ところが、Kは何か、このよく整理されたベッドに不便さを感じる。視覚的に何か重要な構成要素が抜けていることに気が付く。完璧に備えられた客室から抜け落ちた、たった一つのことが睡眠欲を妨害する。どんな欠如が彼を不便にしたのだろうか。それは枕だ。彼は慌てて枕を探す。珍しく、この客室には枕が別の場所に揃えて置かれていた。彼は安心する。

以前に立ち寄った外国のホテルで枕がベッドの上に置かれていない風景を見たことがある。あなたも想像してほしい。あなたの家のオンドル部屋でもよい。きちんとそろえて敷かれた布団に枕がないとしたら。

すべての生き物は寝る。睡眠は生きているすべてのものの生命を維持するために、一日も欠かさず繰り返す一時的な「半死」状態だ。ところが、枕を使って寝るのは人間だけだ。枕は直立歩行をする人間の骨格形態の必要性を直接反映している物理的な道具だ。

しかし、枕は首の骨を楽にするための物理的な道具に過ぎないのだろうか。眠るとき、人間は自身が覚えていない、いろいろな種類の奇異な映像と「半死」状態で会う。眠りは生命活動の連続であるが、それは生と死の間にある別の世界と会う通路でもある。生命活動のエネルギーを可能なだけ停止させる時間に、人は「別の何か」に「会う」。「夢のない眠り」と言うが、夢を見ないのではなく起きて覚えていないだけだ。

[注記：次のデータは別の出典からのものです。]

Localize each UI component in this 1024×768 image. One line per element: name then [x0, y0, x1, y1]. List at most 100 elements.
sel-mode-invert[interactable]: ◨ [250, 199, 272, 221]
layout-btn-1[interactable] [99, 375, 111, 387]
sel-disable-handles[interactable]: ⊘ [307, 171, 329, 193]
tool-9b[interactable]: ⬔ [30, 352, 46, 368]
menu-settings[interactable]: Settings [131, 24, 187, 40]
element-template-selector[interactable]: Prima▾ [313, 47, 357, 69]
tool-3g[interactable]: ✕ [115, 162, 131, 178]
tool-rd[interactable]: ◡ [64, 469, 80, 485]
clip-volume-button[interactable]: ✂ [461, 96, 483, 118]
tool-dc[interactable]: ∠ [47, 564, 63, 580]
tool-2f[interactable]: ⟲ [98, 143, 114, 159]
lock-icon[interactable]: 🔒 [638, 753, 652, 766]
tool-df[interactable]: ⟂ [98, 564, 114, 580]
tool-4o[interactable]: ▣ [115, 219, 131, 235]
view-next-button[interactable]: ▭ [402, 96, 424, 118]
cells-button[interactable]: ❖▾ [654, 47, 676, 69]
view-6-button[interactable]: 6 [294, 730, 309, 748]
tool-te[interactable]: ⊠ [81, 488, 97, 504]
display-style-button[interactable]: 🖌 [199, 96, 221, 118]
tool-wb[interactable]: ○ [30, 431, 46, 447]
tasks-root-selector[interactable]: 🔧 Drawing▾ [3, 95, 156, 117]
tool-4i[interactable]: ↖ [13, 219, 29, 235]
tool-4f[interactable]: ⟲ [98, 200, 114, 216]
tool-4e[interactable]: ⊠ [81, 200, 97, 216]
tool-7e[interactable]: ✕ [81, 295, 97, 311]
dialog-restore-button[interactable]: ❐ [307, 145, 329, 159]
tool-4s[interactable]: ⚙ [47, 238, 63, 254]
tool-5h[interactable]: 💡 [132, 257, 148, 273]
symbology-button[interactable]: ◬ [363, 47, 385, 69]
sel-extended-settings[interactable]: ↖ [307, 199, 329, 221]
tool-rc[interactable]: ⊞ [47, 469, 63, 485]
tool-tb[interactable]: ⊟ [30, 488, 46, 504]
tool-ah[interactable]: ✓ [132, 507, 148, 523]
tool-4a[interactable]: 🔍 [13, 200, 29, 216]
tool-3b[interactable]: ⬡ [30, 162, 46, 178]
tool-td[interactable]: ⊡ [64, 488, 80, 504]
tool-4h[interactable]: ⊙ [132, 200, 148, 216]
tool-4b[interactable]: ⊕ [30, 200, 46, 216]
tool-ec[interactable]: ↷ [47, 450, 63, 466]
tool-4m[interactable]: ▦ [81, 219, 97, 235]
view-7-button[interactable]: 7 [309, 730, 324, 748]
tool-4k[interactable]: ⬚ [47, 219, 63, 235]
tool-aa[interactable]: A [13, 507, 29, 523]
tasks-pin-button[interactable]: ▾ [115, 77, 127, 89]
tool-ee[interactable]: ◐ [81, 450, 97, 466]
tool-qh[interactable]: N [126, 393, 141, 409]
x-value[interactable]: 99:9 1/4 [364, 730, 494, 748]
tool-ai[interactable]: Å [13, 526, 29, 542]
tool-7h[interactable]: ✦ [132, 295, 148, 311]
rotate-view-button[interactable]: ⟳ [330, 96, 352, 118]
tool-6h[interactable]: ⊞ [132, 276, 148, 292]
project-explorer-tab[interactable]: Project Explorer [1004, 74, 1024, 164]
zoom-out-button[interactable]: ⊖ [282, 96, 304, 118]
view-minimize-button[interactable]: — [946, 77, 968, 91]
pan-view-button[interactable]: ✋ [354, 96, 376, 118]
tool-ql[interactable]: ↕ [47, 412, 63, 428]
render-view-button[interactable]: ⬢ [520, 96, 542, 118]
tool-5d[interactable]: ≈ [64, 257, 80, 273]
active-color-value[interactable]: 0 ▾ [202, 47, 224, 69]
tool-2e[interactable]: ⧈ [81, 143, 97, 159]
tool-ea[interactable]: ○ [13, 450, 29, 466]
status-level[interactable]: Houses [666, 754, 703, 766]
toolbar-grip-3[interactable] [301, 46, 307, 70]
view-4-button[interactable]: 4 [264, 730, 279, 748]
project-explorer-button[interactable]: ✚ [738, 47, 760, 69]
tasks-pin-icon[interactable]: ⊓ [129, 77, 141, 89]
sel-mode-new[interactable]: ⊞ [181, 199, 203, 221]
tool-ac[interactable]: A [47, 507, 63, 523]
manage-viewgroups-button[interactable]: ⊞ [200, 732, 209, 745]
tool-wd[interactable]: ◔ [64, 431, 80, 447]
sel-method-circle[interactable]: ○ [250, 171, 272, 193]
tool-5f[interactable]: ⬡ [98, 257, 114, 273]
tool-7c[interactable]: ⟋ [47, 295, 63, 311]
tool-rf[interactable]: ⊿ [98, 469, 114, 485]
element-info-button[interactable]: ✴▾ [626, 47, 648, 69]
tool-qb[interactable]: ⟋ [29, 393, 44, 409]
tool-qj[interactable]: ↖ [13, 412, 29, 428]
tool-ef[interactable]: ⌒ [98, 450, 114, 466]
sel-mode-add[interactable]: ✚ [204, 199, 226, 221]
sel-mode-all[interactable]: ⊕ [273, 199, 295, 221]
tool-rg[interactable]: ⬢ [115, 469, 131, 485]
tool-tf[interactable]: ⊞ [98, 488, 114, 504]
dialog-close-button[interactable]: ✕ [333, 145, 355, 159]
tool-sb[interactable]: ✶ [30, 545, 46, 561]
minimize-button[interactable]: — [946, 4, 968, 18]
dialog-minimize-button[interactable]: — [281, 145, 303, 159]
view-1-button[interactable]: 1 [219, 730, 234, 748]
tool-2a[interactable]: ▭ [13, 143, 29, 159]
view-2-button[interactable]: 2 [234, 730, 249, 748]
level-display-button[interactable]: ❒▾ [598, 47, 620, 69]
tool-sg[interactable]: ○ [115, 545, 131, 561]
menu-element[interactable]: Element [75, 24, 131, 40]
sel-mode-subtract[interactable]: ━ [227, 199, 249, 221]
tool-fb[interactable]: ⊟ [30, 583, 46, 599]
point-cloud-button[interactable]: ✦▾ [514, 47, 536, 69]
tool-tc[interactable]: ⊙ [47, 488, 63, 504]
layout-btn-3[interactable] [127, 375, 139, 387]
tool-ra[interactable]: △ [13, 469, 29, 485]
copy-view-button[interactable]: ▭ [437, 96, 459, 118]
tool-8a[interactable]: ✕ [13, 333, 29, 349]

私たちは一日も欠かさず寝て「何か」に会う。その「出会い」の通路に入るときに最も重要な儀式的媒介物は何だろうか。「頭」をのせる枕ではないか。枕の欠如から感じられる不便感、枕の若干の高低や硬さからも敏感に影響を受ける「熟眠」とはどういう意味だろうか。不便な枕は私たちが一晩中寝返りを打つようにする。「他の出会い」とは、もしかして邪魔をされることに対する心理的な不便さではないだろうか。